Concur that the cam sensor is the first problem here to figure out. A broken timing belt wouldn’t be that unusual at 150 K if it is the original belt. I’d assume it is a broken timing belt until that was disproved by visual inspection, so best to not attempt to start the car as doing so may damage the engine further.
How many miles are on the timing belt? The fuel level sensor and transmission fluid temp codes are probably not related to the stalling. Those codes may have been there for some time, they will not turn on the check engine light.
How does the engine sound when you try to start it? If in fact the timing belt broke it’s going to be an expensive repair.
Come to think of it, I think the car has given me the transmission code and the fuel level sensor code in the past. The camshaft sensor is a new one though.
The timing belt was replaced at around 60000 miles. The engine spins and doesn’t sound like it has any compression when I try to crank it.
Your last sentence makes me think it’s the timing belt. I don’t know for sure what the replacement interval is, but if it was replaced at 60,000 miles, then wasn’t it due again at 120,000 miles? Unfortunately, this is an interference engine, so you’re probably going to be spending a lot of money unnecessarily for an engine repair or replacement if that guess is right.
“The timing belt was replaced at around 60000 miles. The engine spins and doesn’t sound like it has any compression when I try to crank it.”
90,000 miles on a timing belt that’s scheduled to be replaced every 60,000 and sounds like no compression. If I were a betting man (and I certainly am) I would guess that the timing belt broke. I don’t think I’ve seen a Kia engine break a timing belt that didn’t result in engine damage.
The OP can count me as one more person who is pretty sure that the timing belt snapped.
Going 30k miles past the specified interval for changing a timing belt is not a good idea, especially when the engine is of the interference design.
If we are correct about the timing belt having snapped, I think that it would be a good idea to replace the car, as the amount of money necessary for major engine repairs (in addition to the cost of timing belt replacement) could very possibly be more than the book value of this 13 year old car.
This also sounds like a broken timing belt problem to me based on the cranking while appearing to have no compression statement.
This should be an interference fit engine so codes, sensors, and whatnot are out of the loop at this point as the engine likely has severe damage.
Thanks everyone for the help. I have found that it was a broken timing belt. I have found parts on the internet, and a friend who does machine work, and can get the car fixed for around $350 with new valves/seats, timing belt/tensioner, gasket set, and new head bolts. My problem I have seen now is earlier in the cars life, about 2 or more years ago, I tried a high mileage oil in the car, not knowing it was synthetic, and then went back to a regular oil on the next change. The oil gummed up inside and came out as a black tar substance on the next oil change, so after some engine cleaner that I ran through it, I got the gunk out and cleaned the engine with a couple of oil changes after a few hundred miles there after.
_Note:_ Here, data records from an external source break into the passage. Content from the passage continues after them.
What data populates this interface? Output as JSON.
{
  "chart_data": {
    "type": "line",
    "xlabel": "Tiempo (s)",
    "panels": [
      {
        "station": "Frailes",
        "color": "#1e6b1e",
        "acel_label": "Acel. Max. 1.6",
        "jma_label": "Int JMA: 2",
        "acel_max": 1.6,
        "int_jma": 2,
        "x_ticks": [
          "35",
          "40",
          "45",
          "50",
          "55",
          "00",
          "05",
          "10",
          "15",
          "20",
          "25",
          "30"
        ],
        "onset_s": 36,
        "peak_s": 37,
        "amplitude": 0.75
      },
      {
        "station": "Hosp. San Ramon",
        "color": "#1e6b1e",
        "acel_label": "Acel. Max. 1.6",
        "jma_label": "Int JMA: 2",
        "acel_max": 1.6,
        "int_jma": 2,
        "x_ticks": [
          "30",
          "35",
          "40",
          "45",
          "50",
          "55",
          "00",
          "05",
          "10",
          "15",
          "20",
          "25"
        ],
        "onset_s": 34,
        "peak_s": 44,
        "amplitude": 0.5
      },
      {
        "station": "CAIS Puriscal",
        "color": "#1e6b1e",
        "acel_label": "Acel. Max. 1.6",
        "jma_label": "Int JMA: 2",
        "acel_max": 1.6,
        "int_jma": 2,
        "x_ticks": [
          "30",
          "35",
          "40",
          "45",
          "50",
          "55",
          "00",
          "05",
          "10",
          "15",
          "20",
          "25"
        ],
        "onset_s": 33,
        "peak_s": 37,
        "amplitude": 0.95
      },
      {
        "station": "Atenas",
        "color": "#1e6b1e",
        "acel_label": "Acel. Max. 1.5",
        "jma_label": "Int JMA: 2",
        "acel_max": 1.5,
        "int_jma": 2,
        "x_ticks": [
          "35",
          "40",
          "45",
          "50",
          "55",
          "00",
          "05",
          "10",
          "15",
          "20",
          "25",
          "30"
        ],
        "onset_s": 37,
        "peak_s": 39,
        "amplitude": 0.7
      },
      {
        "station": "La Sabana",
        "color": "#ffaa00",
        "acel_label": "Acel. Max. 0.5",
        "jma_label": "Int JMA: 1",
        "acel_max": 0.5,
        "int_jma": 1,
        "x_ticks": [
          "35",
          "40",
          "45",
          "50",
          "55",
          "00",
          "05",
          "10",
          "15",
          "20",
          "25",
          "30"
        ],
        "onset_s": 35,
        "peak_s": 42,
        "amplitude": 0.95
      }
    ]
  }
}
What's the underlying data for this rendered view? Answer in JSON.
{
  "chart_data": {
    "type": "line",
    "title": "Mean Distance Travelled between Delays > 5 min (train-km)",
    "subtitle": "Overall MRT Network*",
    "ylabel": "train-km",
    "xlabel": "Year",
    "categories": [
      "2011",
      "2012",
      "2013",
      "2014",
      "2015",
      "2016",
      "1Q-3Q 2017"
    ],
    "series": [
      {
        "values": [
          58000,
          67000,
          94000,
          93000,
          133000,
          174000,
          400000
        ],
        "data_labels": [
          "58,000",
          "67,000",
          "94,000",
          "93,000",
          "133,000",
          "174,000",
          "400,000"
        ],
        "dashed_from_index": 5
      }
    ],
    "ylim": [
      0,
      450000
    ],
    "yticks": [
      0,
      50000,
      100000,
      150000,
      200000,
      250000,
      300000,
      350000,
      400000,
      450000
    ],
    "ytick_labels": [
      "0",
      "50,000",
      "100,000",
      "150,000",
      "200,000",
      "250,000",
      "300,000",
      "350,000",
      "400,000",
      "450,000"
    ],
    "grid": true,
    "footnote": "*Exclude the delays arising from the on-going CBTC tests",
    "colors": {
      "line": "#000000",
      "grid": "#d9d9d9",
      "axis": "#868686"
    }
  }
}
There is a residue of gunk left on the top of the cylinder head now. Can I take the head to the car wash after removing it to clean this gunk off, or will this hurt the cams/cam bearings that are still attached? I don’t want to do any further damage if I can avoid it. Again, thanks in advance for the help.
Odds are a car wash won’t clean this as thoroughly as it needs to be cleaned. That usually requires vatting it out at an auto machine. A car wash certainly won’t hurt it though as long as ferrous metal parts are not allowed to develop rust.
Based on the description I would also doubt that the inside of that engine is as clean as it is perceived to be. Gunk like this is also rough on crankshaft journals and crankshaft bearings.
There’s no way of knowing the condition of the crank journals/bearings unless abnormally low oil pressure shows up once it’s running again or the oil pan is dropped; followed by bearing cap removal and physical inspection.